The speech came a week after Young’s staff launched a “Coronavirus Resource Center” on the congressman’s webpage with links to CDC guidelines urging social distancing, two days after the World Health Organization declared the virus to be a global pandemic, one day after Gov. Mike Dunleavy announced the first case in Alaska and two hours after Young’s own campaign urged Alaskans to “follow health protocols and best practices being suggested by our health care professionals.”

Young said he’d flown into Alaska the night before and began the far-ranging talk by quoting Franklin Roosevelt: “We have nothing to fear but fear itself.”

That was a time of war, Young told the crowd (though Roosevelt actually said that in 1933, six years before the war began in Europe.) “Whether you realize it or not, we are at war now. But mostly because of the presentations by the mass media.”

On Saturday, Young attended an NRA fundraiser in the Mat-Su region of Alaska, according to posts on his campaign Facebook page. That was the same day the U.S. House voted on a federal coronavirus relief package.

Young criticized the relief package in his remarks.

“We have to be aware of that because even the president’s proposal sounds good, $50 billion, $50 billion we don’t have. We’re gonna borrow that money from the future generations,” he said.

Fielding questions from the crowd about international travel and testing, Young compared the illness to past epidemics: “Again, guys, this is blown out of proportion about how deadly this is. It’s deadly, but it’s not nearly as deadly as the other viruses we have.”

“I say the exciting part about if you just look even in China where this thing originated, it peaked and then it’s going down,” Young said. “It will happen here in the United States.”

When an Anchorage Daily News reporter called Young’s office in Washington for comment Wednesday, an employee said the congressman’s spokesman was working remotely.
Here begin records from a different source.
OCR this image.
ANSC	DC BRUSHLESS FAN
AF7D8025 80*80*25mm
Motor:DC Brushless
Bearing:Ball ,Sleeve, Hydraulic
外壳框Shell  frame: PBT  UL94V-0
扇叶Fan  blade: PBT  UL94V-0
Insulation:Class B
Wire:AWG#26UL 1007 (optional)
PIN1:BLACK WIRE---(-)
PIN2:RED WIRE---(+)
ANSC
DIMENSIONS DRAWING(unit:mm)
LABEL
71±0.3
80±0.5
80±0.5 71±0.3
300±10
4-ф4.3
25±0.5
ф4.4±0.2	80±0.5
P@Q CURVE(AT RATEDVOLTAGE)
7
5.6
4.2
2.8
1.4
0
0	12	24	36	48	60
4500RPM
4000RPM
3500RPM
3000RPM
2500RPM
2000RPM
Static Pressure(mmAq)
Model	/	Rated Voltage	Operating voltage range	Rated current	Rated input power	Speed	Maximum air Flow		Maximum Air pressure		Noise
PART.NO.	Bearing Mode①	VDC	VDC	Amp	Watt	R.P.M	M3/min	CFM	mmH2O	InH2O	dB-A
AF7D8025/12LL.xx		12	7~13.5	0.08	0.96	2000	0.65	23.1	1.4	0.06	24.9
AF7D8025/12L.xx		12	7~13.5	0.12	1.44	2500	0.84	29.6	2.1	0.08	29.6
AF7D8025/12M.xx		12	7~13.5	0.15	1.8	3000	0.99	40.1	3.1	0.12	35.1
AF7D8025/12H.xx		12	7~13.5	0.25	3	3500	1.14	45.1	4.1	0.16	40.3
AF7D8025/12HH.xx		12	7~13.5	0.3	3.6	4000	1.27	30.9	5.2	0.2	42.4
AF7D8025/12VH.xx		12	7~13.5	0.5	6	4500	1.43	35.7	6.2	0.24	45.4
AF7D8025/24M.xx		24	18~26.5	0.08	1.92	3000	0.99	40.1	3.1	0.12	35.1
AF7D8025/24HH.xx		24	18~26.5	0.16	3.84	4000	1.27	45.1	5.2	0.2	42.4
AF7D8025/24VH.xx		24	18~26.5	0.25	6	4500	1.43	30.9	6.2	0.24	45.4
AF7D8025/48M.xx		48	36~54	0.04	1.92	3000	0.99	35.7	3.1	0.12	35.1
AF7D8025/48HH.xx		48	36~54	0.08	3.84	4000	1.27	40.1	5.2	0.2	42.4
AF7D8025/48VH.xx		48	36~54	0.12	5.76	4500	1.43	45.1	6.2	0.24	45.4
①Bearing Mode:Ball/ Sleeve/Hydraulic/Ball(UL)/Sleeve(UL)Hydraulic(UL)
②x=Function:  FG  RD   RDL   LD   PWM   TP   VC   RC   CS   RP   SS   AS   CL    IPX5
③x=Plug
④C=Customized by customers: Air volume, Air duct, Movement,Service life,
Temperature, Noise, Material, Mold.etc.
On Monday, Young’s official Facebook page announced that “out of an abundance of caution” he had directed his staff to begin working online from outside the office.

The spokesman, Zack Brown, did not respond to any questions about Young’s remarks, including whether the congressman’s views had changed in recent days as the number of Alaska coronavirus cases escalated and why Young’s suggestion that the seniors continue to “go forth” with everyday activities appeared to contradict statements made on his social media feeds and website.

Brown emailed a statement saying: “Congressman Young continues to be concerned for populations particularly vulnerable to COVID-19, including seniors. Congressman Young has been in communication with House Leadership to ensure that proper resources are available to turn the tide in the fight against COVID-19.”

Young’s reelection campaign manager, Truman Reed, wrote: “It was my understanding that the Congressman was trying to urge calm, stressing his confidence that we will weather this storm.”

“This pandemic’s impact is very real, growing and causing all of us — our governments, businesses, health care professionals and as individuals — to have evolving views and protocols to face its challenges,” Reed wrote in an email. He said Young’s campaign has canceled events and postponed all face-to-face campaign activities.

On Tuesday, the senior center that hosted Young’s luncheon days earlier announced it would be canceling all subsequent activities for two weeks.